In the latter part of the 19th century, there occurred two major agreements between the Spokane and the federal government:

In August 1877, the Lower Spokane agreed to relocate to what would be the Spokane Reservation by November 1. In January 1881, President Hayes formally declared the territory a reservation by executive order.

Then in March 1887, the Upper and Middle Spokane agreed to move to the Colville, Flathead or Coeur d’Alene reservation.

In 1906, 651 members of the Spokane tribe were allotted 64,750 acres to be divided into individual plots.

In August 1951, the tribe filed significant claims:

The first concerned land ceded to the federal government in the mid-19th century; the tribe argued that the amount of monetary compensation the federal government offered then had been negligently paltry.

The other was that the government had mismanaged some of the tribe’s funds and properties held in trust.

The foregoing were combined, and the Indian Claims Commission sanctioned a settlement of $6.7 million. The tribe accepted the offer in December 1966. Half of the funds were distributed among 1,600 members; minors’ shares were placed in trust. The other half was disbursed for various tribal programs.

The tribe filed another claim in the Court of Claims for the mismanagement of commission judgment funds as well as other monies. The tribe was compensated in the amount of $271,431 in 1981.

Following the construction of Grand Coulee Dam on the Columbia River in central Washington (1939), salmon were prevented from migrating, thus disrupting the Spokane fishery. In addition, the waters behind the dam rose nearly 400 feet, which flooded numerous tribal lands and cultural sites. The tribe struggled for years to win compensation from the federal government, which culminated in H.R. 1753, submitted by U.S. Rep. George R. Nethercutt Jr. and two co-sponsors in April 2003.

The bill would provide for equitable compensation of the Spokane Tribe of Indians of the Spokane Reservation in settlement of claims of the Tribe concerning the contribution [sacrifice made] of the Tribe to the production of hydropower by the Grand Coulee Dam, and for other purposes.”

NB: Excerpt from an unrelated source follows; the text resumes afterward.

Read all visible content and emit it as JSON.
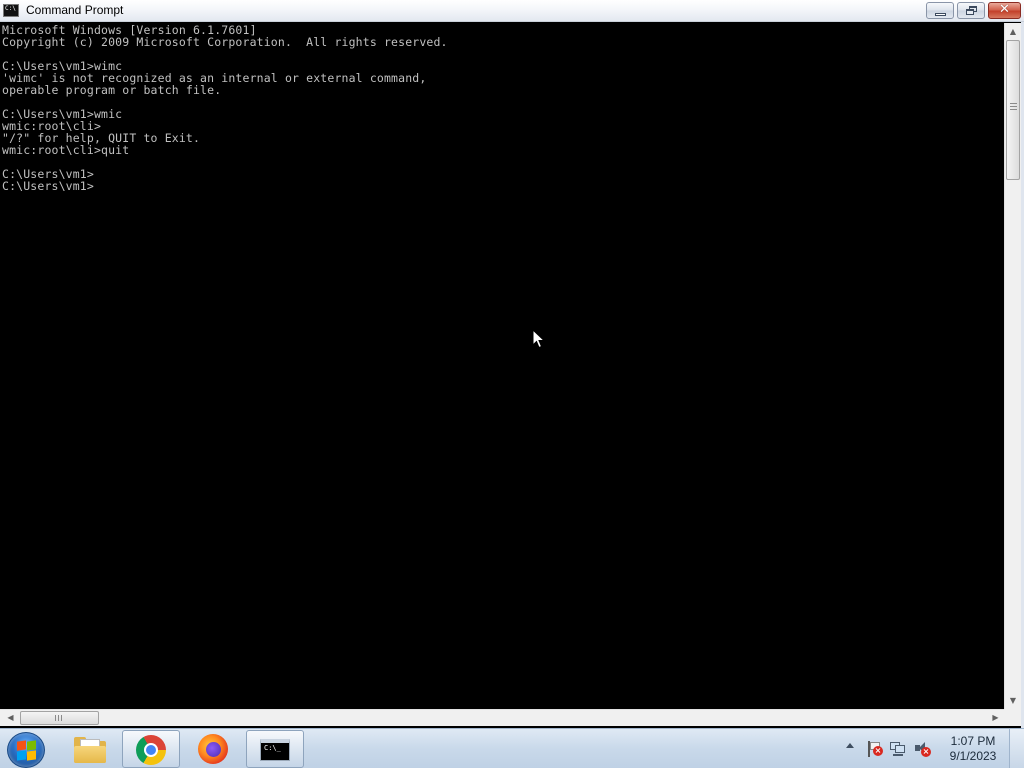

In October 2003, the bill was scheduled for subcommittee hearings. In 2004, the Spokane Settlement Bill was passed by the U.S. Senate, but died in the House. In 2005, Representative Cathy McMorris Rodgers introduced and supported passage of settlement legislation in the House, but the bill died in the Senate.

The Colville Tribe received a one-time payment of $53 million to compensate for its loss of land after Congress passed legislation in 1994 to provide the tribe a share of hydroelectric power revenue. Attempts by the Spokane Tribe to gain similar compensation have fizzled, with both chambers failing to act on two separate occasions in the last eight years.

Today, the “Spokane Tribe of Indians of the Spokane Reservation Grand Coulee Dam Equitable Compensation Settlement Act” has been introduced in Congress under bill numbers S. 1388 and H.R. 3097.